Former communications minister Faith Muthambi has hit back at the allegations levelled against her by Government Communication and Information System acting chief executive Phumla Williams at the inquiry into state capture.
The former minister indicated that she would seek legal advice over these allegations.
During her testimony at the state capture inquiry, chaired by deputy chief justice Raymond Zondo, Williams, who worked under Muthambi when she was still the minister, said that Muthambi “wanted to steal at all costs” and resorted to taking away key responsibilities from Williams’ role as director-general at the GCIS because she “knew” that Williams would not be a willing participant.
READ: Phumla Williams likens working under Faith Muthambi to “apartheid torture”
Muthambi, in a statement released on Tuesday, alleged that she had experienced Williams’ “modus operandi” for years, and that Williams was “one of the most shameful manipulators and liars that I have ever had the displeasure to encounter”.
Likening her experiences working under Muthambi as “apartheid torture”, Williams said that as a result of the stress that she endured working under Muthambi, she had panic attacks and had to move into her sister’s house because she suffered from anxiety and couldn’t sleep.
Muthambi has accused Williams of tarnishing the reputation of the GCIS and that Williams used her experience of torture at the hand of apartheid policemen to manipulate her experiences.

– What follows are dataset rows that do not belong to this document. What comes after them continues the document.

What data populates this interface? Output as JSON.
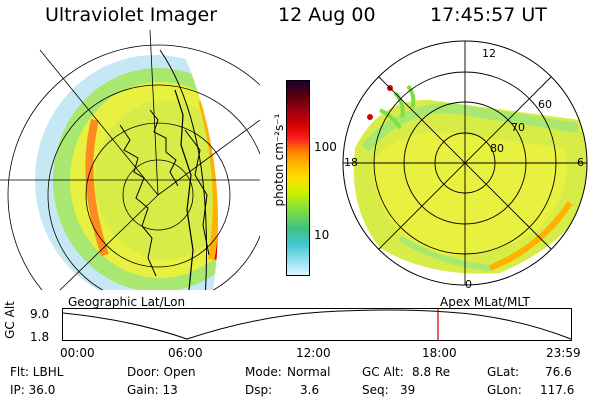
{
  "header": {
    "instrument": "Ultraviolet Imager",
    "date": "12 Aug 00",
    "time": "17:45:57 UT"
  },
  "left_panel": {
    "caption": "Geographic Lat/Lon"
  },
  "right_panel": {
    "caption": "Apex MLat/MLT",
    "mlt_labels": [
      "12",
      "18",
      "6",
      "0"
    ],
    "lat_labels": [
      "60",
      "70",
      "80"
    ]
  },
  "colorbar": {
    "unit_label": "photon cm⁻²s⁻¹",
    "tick_labels": [
      "100",
      "10"
    ],
    "scale": "log",
    "colors_top_to_bottom": [
      "#1a0030",
      "#5a0010",
      "#a00010",
      "#d80000",
      "#ff2020",
      "#ff7a00",
      "#ffb000",
      "#ffe000",
      "#c8f000",
      "#80e040",
      "#40c080",
      "#40c8d0",
      "#90e0f0",
      "#e0f6ff"
    ]
  },
  "altitude_plot": {
    "ylabel": "GC Alt",
    "y_ticks": [
      "9.0",
      "1.8"
    ],
    "x_ticks": [
      "00:00",
      "06:00",
      "12:00",
      "18:00",
      "23:59"
    ],
    "marker_time": "17:45",
    "marker_color": "#cc0000"
  },
  "info": {
    "filter": "Flt: LBHL",
    "door": "Door: Open",
    "mode_label": "Mode:",
    "mode_value": "Normal",
    "gc_alt_label": "GC Alt:",
    "gc_alt_value": "8.8 Re",
    "glat_label": "GLat:",
    "glat_value": "76.6",
    "ip": "IP: 36.0",
    "gain": "Gain: 13",
    "dsp_label": "Dsp:",
    "dsp_value": "3.6",
    "seq_label": "Seq:",
    "seq_value": "39",
    "glon_label": "GLon:",
    "glon_value": "117.6"
  }
}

“Her emotional, self-serving outburst, and entirely inappropriate attempt to refer to ordinary managerial and management processes as similar to torture, and her experiences in detention, is so deliberately emotionally manipulative, that it would have been laughable if her intentions in doing so were not so blatantly malicious and informed by an irrational [almost psychotic] hatred for me,” Muthambi said.
Williams was an Umkhonto weSizwe operative during apartheid, and during her testimony, she likened the torture that she underwent under Muthambi’s administration to that of the torture she had undergone as an operative.
“I am seeking legal advice on these extremely one-sided evidence-laced with half-truths and blatant lies that Ms Williams presented to the commission. A very different truth will emerge, and her lies and reactionary agenda will be finally exposed for all to see,” Muthambi said.